As the air gets chilly and the water temperatures drop, keep checking the wood, but when the bass are no longer there, don’t worry – just search out hard cover, and you’ll find the fish.
“Later in the fall, bass will move off the wood and transition to using rock as cover,” Robinson said. “I like to look for two types of rocky cover: subtle offshore rockpiles, or riprap. About 90 percent of the time, I’ll use my Lowrance to scan for rockpiles up and down the creeks.
“As far as riprap, it’s tough to beat fishing around bridges. Any riprap can be good, but bridges seem to be anytime during the fall.”
Robinson will use a pair of Buckeye Lures Mop Jigs for his rock-fishing endeavors. A ½-ounce football head in brown and orange with a green pumpkin Zoom Fat Albert Twin Tail trailer when fishing offshore rockpiles, and the standard mop jig in brown with a green pumpkin Zoom Super Chunk when fishing riprap.

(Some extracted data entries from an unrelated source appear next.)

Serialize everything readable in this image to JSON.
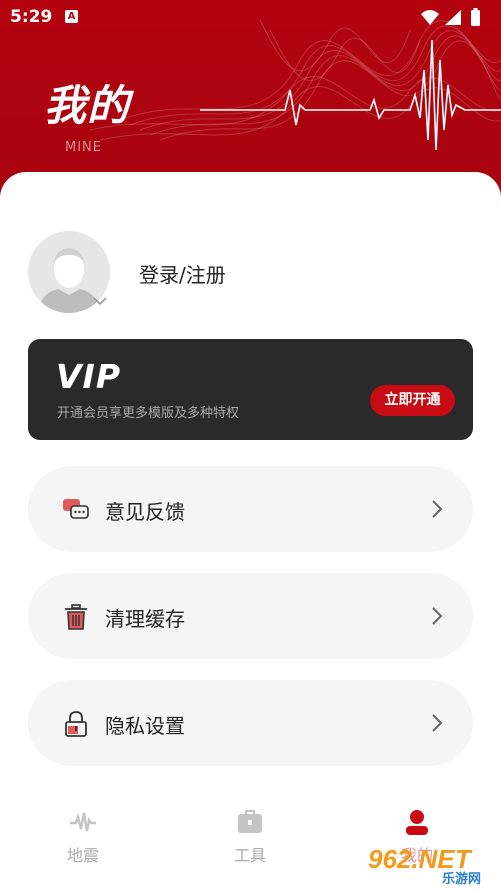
{
  "status_bar": {
    "time": "5:29",
    "notification_letter": "A"
  },
  "header": {
    "title": "我的",
    "subtitle": "MINE"
  },
  "profile": {
    "login_label": "登录/注册"
  },
  "vip": {
    "logo": "VIP",
    "description": "开通会员享更多模版及多种特权",
    "button_label": "立即开通"
  },
  "menu": [
    {
      "label": "意见反馈",
      "icon": "feedback-chat-icon"
    },
    {
      "label": "清理缓存",
      "icon": "trash-icon"
    },
    {
      "label": "隐私设置",
      "icon": "lock-icon"
    }
  ],
  "tabs": [
    {
      "label": "地震",
      "icon": "pulse-icon"
    },
    {
      "label": "工具",
      "icon": "toolbox-icon"
    },
    {
      "label": "我的",
      "icon": "person-icon"
    }
  ],
  "watermark": {
    "text": "962.NET",
    "subtext": "乐游网"
  },
  "colors": {
    "brand_red": "#b3030f",
    "accent_red": "#c80c14",
    "vip_card": "#2a2a2a"
  }
}
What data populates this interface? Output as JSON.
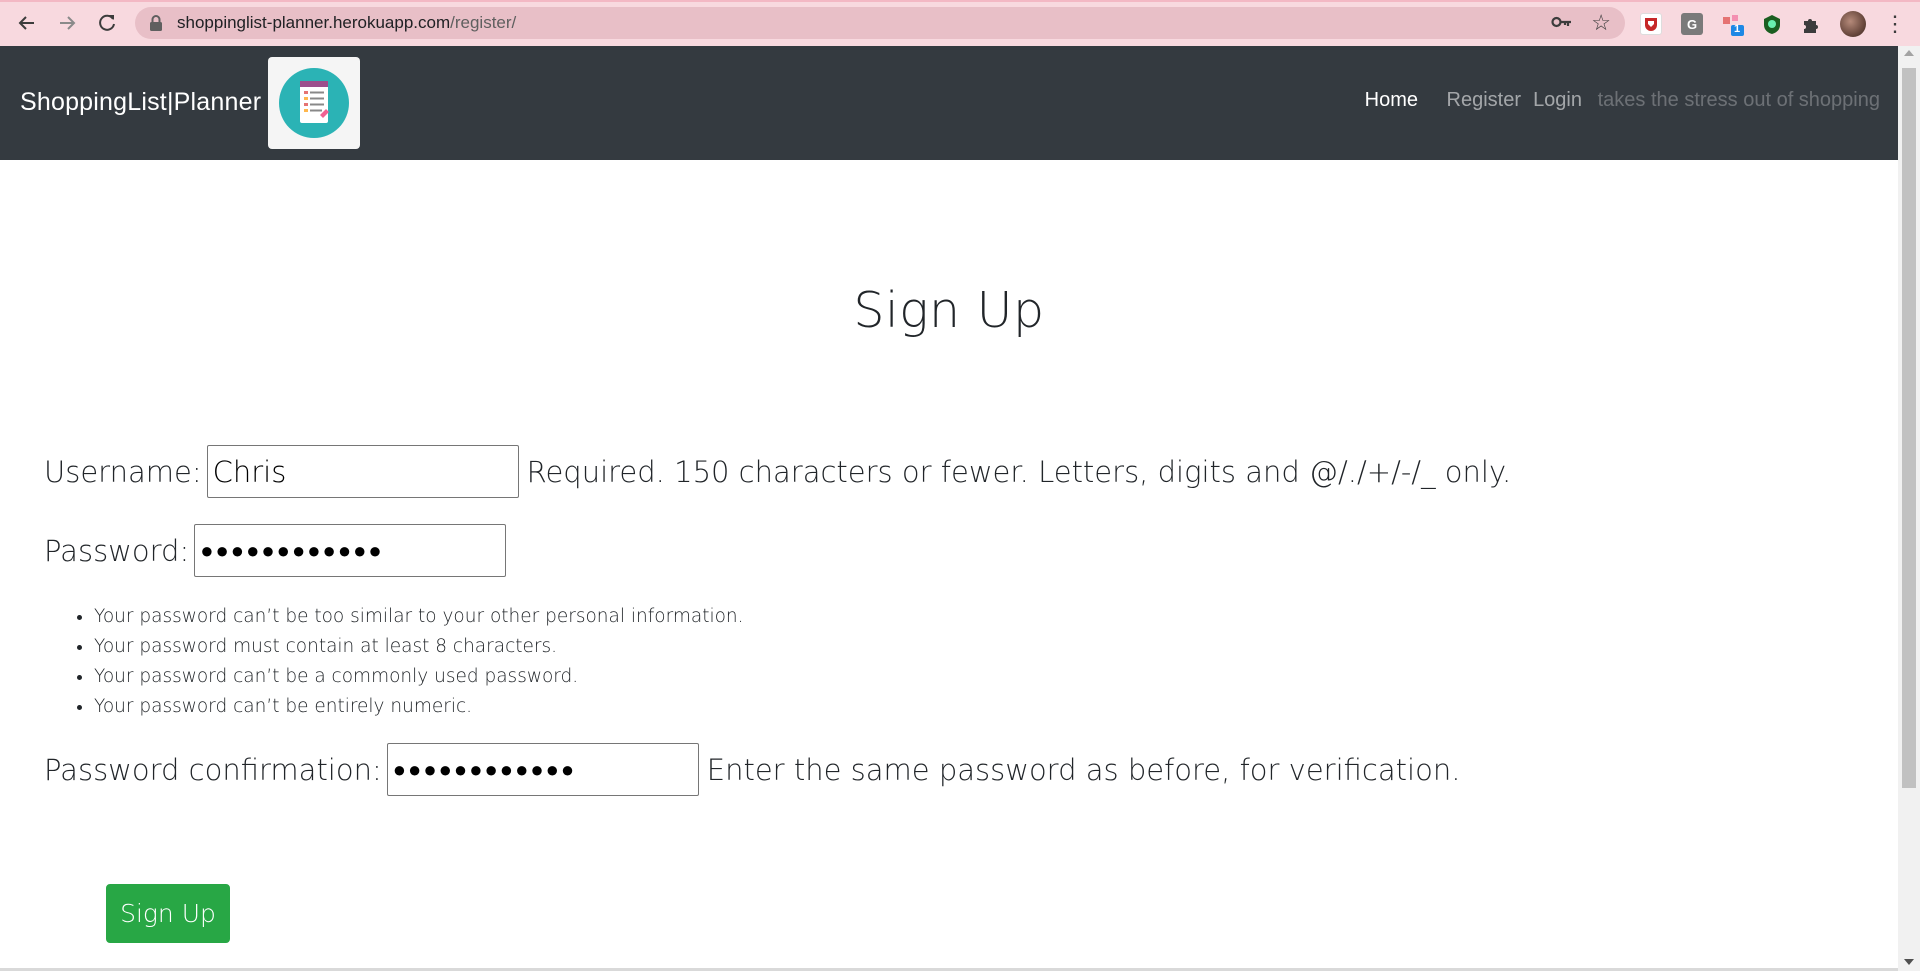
{
  "browser": {
    "url_host": "shoppinglist-planner.herokuapp.com",
    "url_path": "/register/",
    "extension_badge": "1",
    "extension_g_label": "G",
    "icons": [
      "back-icon",
      "forward-icon",
      "reload-icon",
      "lock-icon",
      "key-icon",
      "star-icon",
      "puzzle-icon",
      "kebab-menu-icon"
    ]
  },
  "navbar": {
    "brand": "ShoppingList|Planner",
    "links": [
      {
        "label": "Home",
        "active": true
      },
      {
        "label": "Register",
        "active": false
      },
      {
        "label": "Login",
        "active": false
      }
    ],
    "tagline": "takes the stress out of shopping",
    "background": "#343a40"
  },
  "page": {
    "title": "Sign Up"
  },
  "form": {
    "username": {
      "label": "Username:",
      "value": "Chris",
      "help": "Required. 150 characters or fewer. Letters, digits and @/./+/-/_ only."
    },
    "password": {
      "label": "Password:",
      "value": "●●●●●●●●●●●●"
    },
    "password_rules": [
      "Your password can’t be too similar to your other personal information.",
      "Your password must contain at least 8 characters.",
      "Your password can’t be a commonly used password.",
      "Your password can’t be entirely numeric."
    ],
    "password_confirmation": {
      "label": "Password confirmation:",
      "value": "●●●●●●●●●●●●",
      "help": "Enter the same password as before, for verification."
    },
    "submit_label": "Sign Up",
    "submit_color": "#28a745"
  }
}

“When I fish the rockpiles, I will usually drag the jig along the bottom,” says Robinson. “Riprap often has smaller rocks which makes dragging difficult. That’s where the standard Mop Jig shines. I will hop the jig around and it prevents excessive snagging and catches bass.”

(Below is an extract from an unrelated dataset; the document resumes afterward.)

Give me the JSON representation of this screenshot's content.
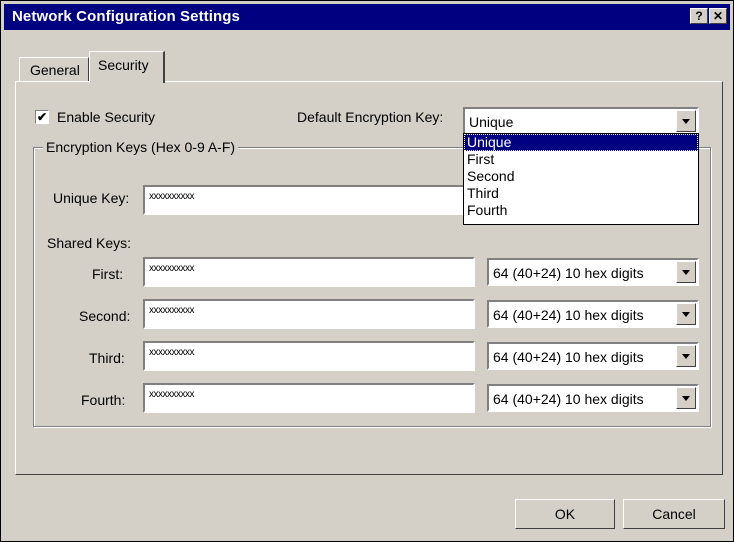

For both fishing the wood and rocks, Robinson uses a 7-foot 3-inch Castaway Grass Master Braid Rod with a Lew’s 7.1 Custom pro reel spooled with 15- or 17-pound P-Line fluorocarbon.
“That one rod design works for all three of the techniques I mentioned,” Robinson said. “It’s a very versatile rod.”
So, why are the bass moving from wood to rocks? Robinson isn’t positive, but he thinks it has to do with their diet.
“Maybe the crawfish get more active again in the rocky areas before winter,” he observed. “The bluegills move out of the shallows too, so that food source leaves. It all has to do with diet, and more food is available on the rocks as the season progresses. Also, the time of day you fish doesn’t seem to be too important. There is usually a morning bite, but you can catch bass throughout the day in the fall.”